Последние слова он выделил особым сарказмом, но священника это похоже не задело.

— А ты не злись, не злись! Злобой тут делу не поможешь. Что узнал, расскажу. А ты гордыню-то лишнюю смири, да послушай старого человека. Коли, где ошибусь, поправляй сразу. Мало ли, может и не так я что понял.

— Ну давай, давай, послушаем…

— А и слушать тут особо нечего, — отрубил священник. — Потерю ты тяжкую понес. Почти сына потерял, кровь родную. А потерял, через дело рук друзей своих, тех, что тебе когда-то дороже собственной жизни были. Вот потому и решил ты, от обиды великой, будто право на суд имеешь, потому и приговорил их всех к смерти, да сам же и в палачи записался. Так говорю?

Севастьянов молча мотнул головой, продолжай мол. Сил отвечать не было, только скрежетнул зло зубами, сам не думал, что такой болью отдастся в душе прикосновение чужого человека к саднящей кровоточащей ране.

— Так все, выходит… — покивал сам себе отец Алексий. — Вона как тебя, паря, от злобы-то крючит. Ажно побелел весь. Ну дальше слушай тогда. Сам ты людей осудил, сам приговор исполнять наладился. Мнил себя борцом за правду, силою чужое зло попирающим. Забыл, что богом давно людям сказано: "Мне отмщенье и аз воздам!", захотел поперед бога право свое учинить. Забыл, что злом зла не выкорчевать, а токмо одной лишь любовью оно побеждается. Оттого и боль твоя, что душу на части рвет, вырвавшись наружу лишь новую боль рождает, оттого и обида твоя расплатой лишь новые обиды чинит. С железом супротив зла поднявшись, сам ты давно уже злом стал, и нет теперь в тебе ни правды, ни справедливости. А права на месть у тебя и с самого начала не было, не давал тебе его никто, сам ты себе такое право присвоил. Оттого и обратился теперь из мученика страдающего в такого же злодея, как те, покарать кого вздумал.

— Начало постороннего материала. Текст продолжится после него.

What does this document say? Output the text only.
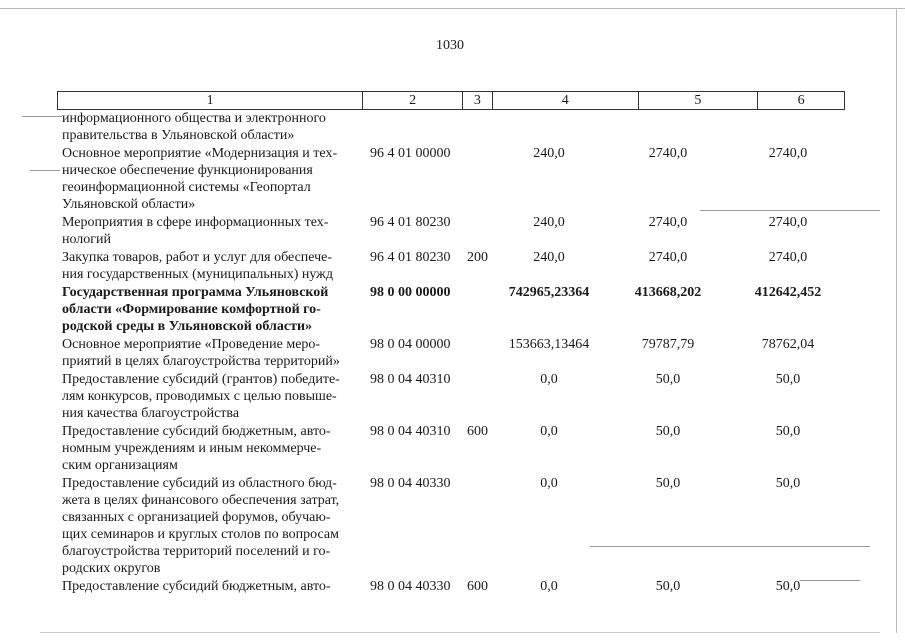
1030
1	2	3	4	5	6
информационного общества и электронного
правительства в Ульяновской области»
Основное мероприятие «Модернизация и тех-
ническое обеспечение функционирования
геоинформационной системы «Геопортал
Ульяновской области»
96 4 01 00000	240,0	2740,0	2740,0
Мероприятия в сфере информационных тех-
нологий
96 4 01 80230	240,0	2740,0	2740,0
Закупка товаров, работ и услуг для обеспече-
ния государственных (муниципальных) нужд
96 4 01 80230 200	240,0	2740,0	2740,0
Государственная программа Ульяновской
области «Формирование комфортной го-
родской среды в Ульяновской области»
98 0 00 00000	742965,23364	413668,202	412642,452
Основное мероприятие «Проведение меро-
приятий в целях благоустройства территорий»
98 0 04 00000	153663,13464	79787,79	78762,04
Предоставление субсидий (грантов) победите-
лям конкурсов, проводимых с целью повыше-
ния качества благоустройства
98 0 04 40310	0,0	50,0	50,0
Предоставление субсидий бюджетным, авто-
номным учреждениям и иным некоммерче-
ским организациям
98 0 04 40310 600	0,0	50,0	50,0
Предоставление субсидий из областного бюд-
жета в целях финансового обеспечения затрат,
связанных с организацией форумов, обучаю-
щих семинаров и круглых столов по вопросам
благоустройства территорий поселений и го-
родских округов
98 0 04 40330	0,0	50,0	50,0
Предоставление субсидий бюджетным, авто-	98 0 04 40330 600	0,0	50,0	50,0
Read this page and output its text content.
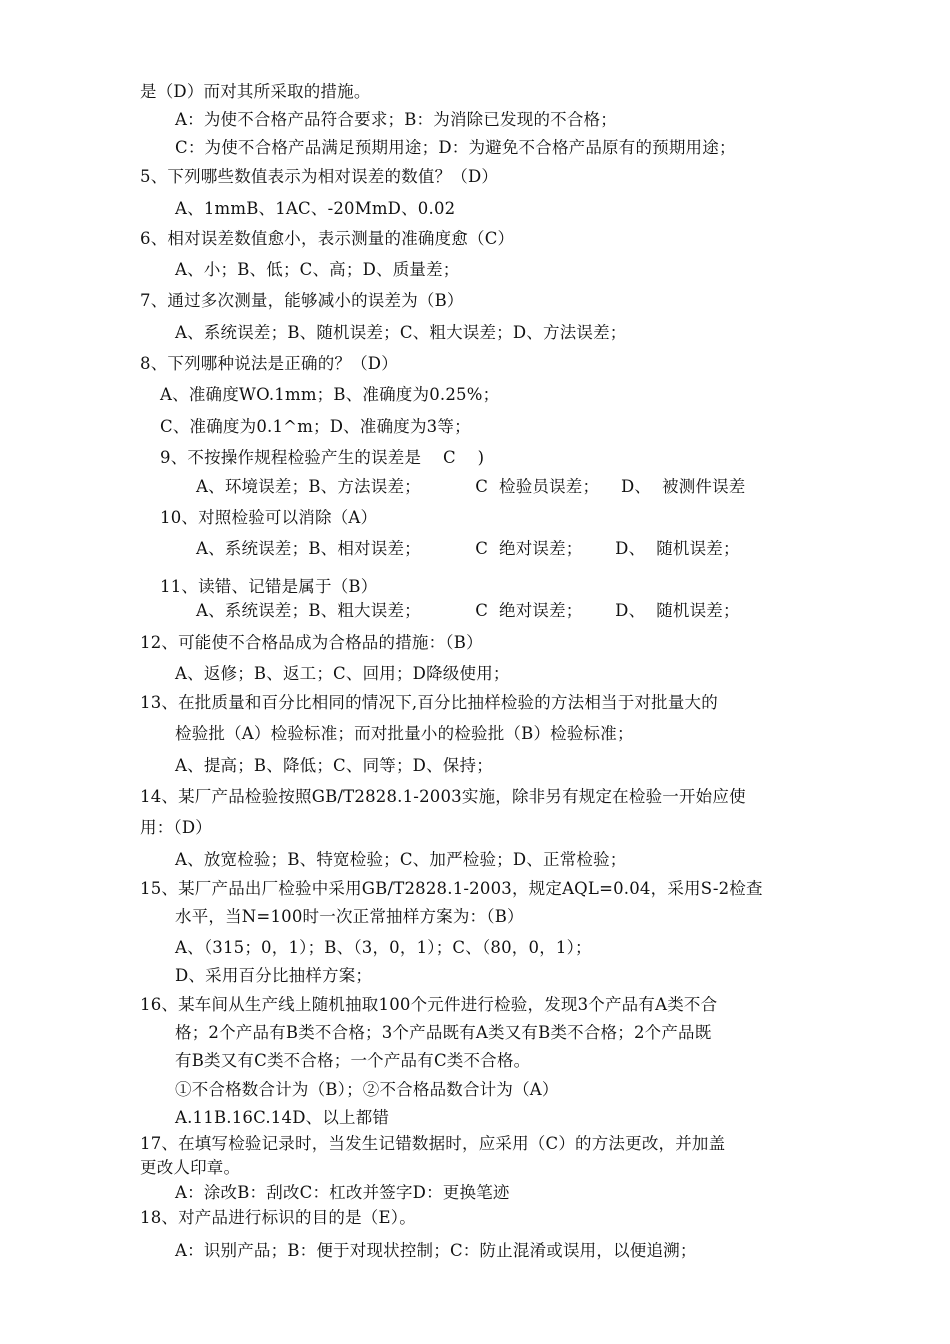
是（D）而对其所采取的措施。
A：为使不合格产品符合要求；B：为消除已发现的不合格；
C：为使不合格产品满足预期用途；D：为避免不合格产品原有的预期用途；
5、下列哪些数值表示为相对误差的数值？（D）
A、1mmB、1AC、-20MmD、0.02
6、相对误差数值愈小，表示测量的准确度愈（C）
A、小；B、低；C、高；D、质量差；
7、通过多次测量，能够减小的误差为（B）
A、系统误差；B、随机误差；C、粗大误差；D、方法误差；
8、下列哪种说法是正确的？（D）
A、准确度WO.1mm；B、准确度为0.25%；
C、准确度为0.1^m；D、准确度为3等；
9、不按操作规程检验产生的误差是    C    )
A、环境误差；B、方法误差；          C  检验员误差；    D、  被测件误差
10、对照检验可以消除（A）
A、系统误差；B、相对误差；          C  绝对误差；      D、  随机误差；
11、读错、记错是属于（B）
A、系统误差；B、粗大误差；          C  绝对误差；      D、  随机误差；
12、可能使不合格品成为合格品的措施：（B）
A、返修；B、返工；C、回用；D降级使用；
13、在批质量和百分比相同的情况下,百分比抽样检验的方法相当于对批量大的
检验批（A）检验标准；而对批量小的检验批（B）检验标准；
A、提高；B、降低；C、同等；D、保持；
14、某厂产品检验按照GB/T2828.1-2003实施，除非另有规定在检验一开始应使
用：（D）
A、放宽检验；B、特宽检验；C、加严检验；D、正常检验；
15、某厂产品出厂检验中采用GB/T2828.1-2003，规定AQL=0.04，采用S-2检查
水平，当N=100时一次正常抽样方案为：（B）
A、（315；0，1）；B、（3，0，1）；C、（80，0，1）；
D、采用百分比抽样方案；
16、某车间从生产线上随机抽取100个元件进行检验，发现3个产品有A类不合
格；2个产品有B类不合格；3个产品既有A类又有B类不合格；2个产品既
有B类又有C类不合格；一个产品有C类不合格。
①不合格数合计为（B）；②不合格品数合计为（A）
A.11B.16C.14D、以上都错
17、在填写检验记录时，当发生记错数据时，应采用（C）的方法更改，并加盖
更改人印章。
A：涂改B：刮改C：杠改并签字D：更换笔迹
18、对产品进行标识的目的是（E）。
A：识别产品；B：便于对现状控制；C：防止混淆或误用，以便追溯；
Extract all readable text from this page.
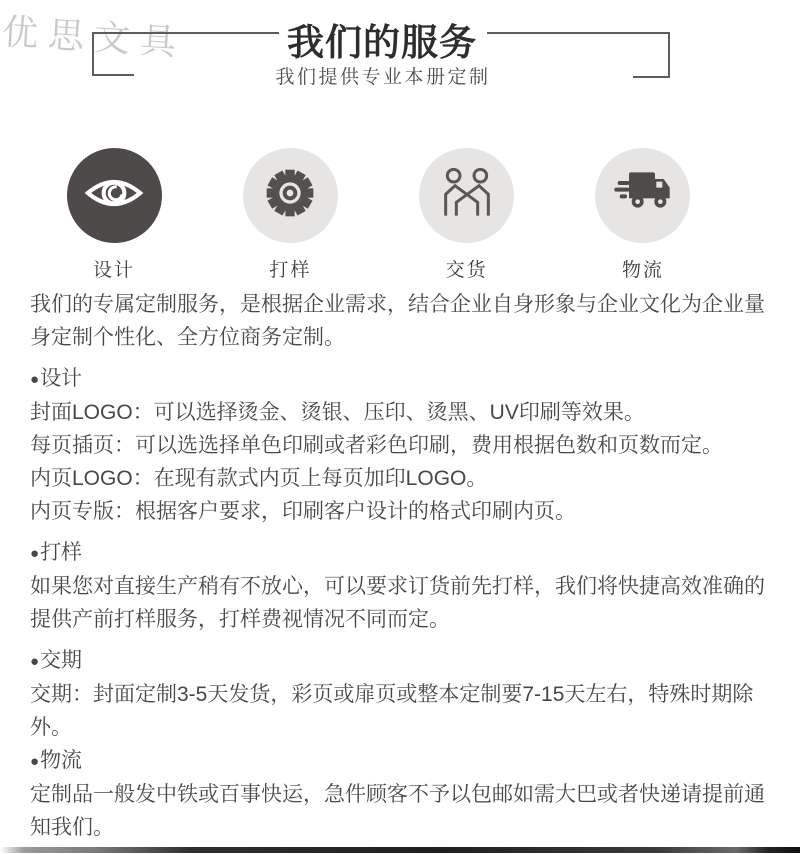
优思文具	我们的服务
我们提供专业本册定制
设计	打样	交货	物流

我们的专属定制服务，是根据企业需求，结合企业自身形象与企业文化为企业量身定制个性化、全方位商务定制。

●设计

封面LOGO：可以选择烫金、烫银、压印、烫黑、UV印刷等效果。

每页插页：可以选选择单色印刷或者彩色印刷，费用根据色数和页数而定。

内页LOGO：在现有款式内页上每页加印LOGO。

内页专版：根据客户要求，印刷客户设计的格式印刷内页。

●打样

如果您对直接生产稍有不放心，可以要求订货前先打样，我们将快捷高效准确的提供产前打样服务，打样费视情况不同而定。

●交期

交期：封面定制3-5天发货，彩页或扉页或整本定制要7-15天左右，特殊时期除外。

●物流

定制品一般发中铁或百事快运，急件顾客不予以包邮如需大巴或者快递请提前通知我们。
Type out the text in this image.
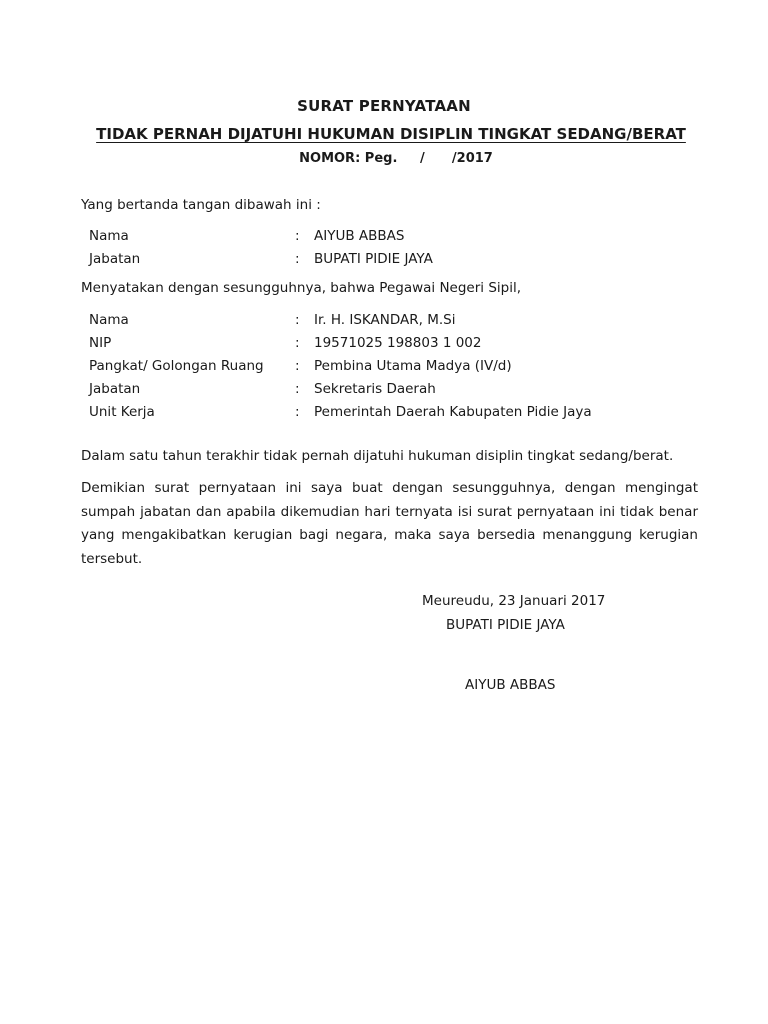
SURAT PERNYATAAN
TIDAK PERNAH DIJATUHI HUKUMAN DISIPLIN TINGKAT SEDANG/BERAT
NOMOR: Peg.     /      /2017
Yang bertanda tangan dibawah ini :
Nama	: AIYUB ABBAS
Jabatan	: BUPATI PIDIE JAYA
Menyatakan dengan sesungguhnya, bahwa Pegawai Negeri Sipil,
Nama	: Ir. H. ISKANDAR, M.Si
NIP	: 19571025 198803 1 002
Pangkat/ Golongan Ruang : Pembina Utama Madya (IV/d)
Jabatan	: Sekretaris Daerah
Unit Kerja	: Pemerintah Daerah Kabupaten Pidie Jaya
Dalam satu tahun terakhir tidak pernah dijatuhi hukuman disiplin tingkat sedang/berat.
Demikian surat pernyataan ini saya buat dengan sesungguhnya, dengan mengingat sumpah jabatan dan apabila dikemudian hari ternyata isi surat pernyataan ini tidak benar yang mengakibatkan kerugian bagi negara, maka saya bersedia menanggung kerugian tersebut.
Meureudu, 23 Januari 2017
BUPATI PIDIE JAYA
AIYUB ABBAS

— Тот кто сражается с драконами, сам превращается в дракона… — задумчиво протянул Севастьянов, весь запал его ярости испарился от слов старика, растаял сам собой как предрассветная туманная дымка.

— Не знаю про драконов, — строго обрезал его священник. — Но кровь на руках твоих любой зрячий увидит. А уж виновна ли эта кровь, да в чем именно виновна, вопрос десятый. Ты на руки свои посмотри!

Севастьянов опустил глаза на сомкнутые в замок на коленях ладони, словно и впрямь ожидал увидеть на них кровавые пятна.

— Так делать-то мне что? — спросил глухо, взгляда от столешницы не отрывая. — Делать что, если горит все внутри, если сердце жжет, если дышать нечем? Подскажи раз умный такой, научи, как жить с этим?

Старик долго молчал, глядел испытующе, казалось в самую душу проникает его пристальный взгляд. Наконец спросил брови сурово сдвинув:

— В Бога-то веруешь? Или как?

— В бога? — Севастьянов истерически хохотнул. — Нет, старик, в бога не верю! В дьявола верю! Вот тот, точно на свете есть!

— Еще б тебе в него не верить, — хмыкнул непонятно священник в седую бороду. — Как не верить, ежли он у тебя на закорках сидит…

Севастьянов невольно вздрогнул, уж слишком много непоколебимой уверенности прозвучало в этих словах, он даже покосился осторожно сначала на одно плечо, потом на другое. Никого там конечно не увидел и вновь опустил глаза в пол. Сил встречаться с пронзительным взглядом старика просто не было.